3. Karena persepsi masyarakat yang salah mengenai penghormatan terhadap status sosial.
4. Karena miskin atau lapar.
I. KORUPSI KARENA SISTEM:
Ada hal menarik yang disampaikan kepada saya oleh salah seorang senior saya yang hidup puluhan tahun di Berlin Jerman namun nyaris tidak pernah alpa mengikuti perkembangan politik, penegakan hukum dan berbegai peristiwa sosial di tanah airnya (Indonesia). Menurutnya, bahwa UU Administrasi Pemerintahan di Indonesia itu kurang mendapatkan perhatian, padahal sesungguhnya UU itu cukup ampuh untuk mencegah terjadinya korupsi di Indonesia.
Di Jerman ada yang namanya Verwaltungverfahrengesetz atau Undang-Undang Prosedur Administrasi Negara. UU ini mengatur putusan yang dijatuhkan oleh instansi negara, termasuk diantaranya mengatur putusan urusan suatu tender, juga putusan kenapa tender dari perusahaan lain ditolak sedang perusahaan yang lain diterima.
Bagi perusahaan yang ditolak dia bisa meminta kepada instansi negara yang bersangkutan untuk membuka segenap akta, kenapa tender yang satunya diterima sedangkan tender yang lainnya ditolak. Jadi dengan UU ini sejatinya sangat ampuh untuh melawan praktek-praktek korupsi. Olehnya sahabat senior saya yang pernah 23 tahun bekerja di Landesverwaltung Negara Bagian Brandenburg (atau semacam Administrasi Negara Jerman) itu selalu menggunakan UU tsb untuk menjatuhkan suatu putusan.

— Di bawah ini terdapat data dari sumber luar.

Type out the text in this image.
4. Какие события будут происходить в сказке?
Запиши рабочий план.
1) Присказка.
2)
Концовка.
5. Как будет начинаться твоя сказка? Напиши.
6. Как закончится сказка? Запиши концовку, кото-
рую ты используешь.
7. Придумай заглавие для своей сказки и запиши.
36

Menurutnya, jika suatu proposal perusahaan yang ingin mengikuti suatu tender ditolak, maka perusahaan tsb. dapat meminta pada instansi untuk memperlihatkan berkas-berkas perusahaan yang menang atau diterimah permintaan tendernya, mengenai apa alasan instansi tsb. menjatuhkan putusan sesuai dengan Verwaltungsverfahrengesetz atau UU Prosedur Administrasi Negara.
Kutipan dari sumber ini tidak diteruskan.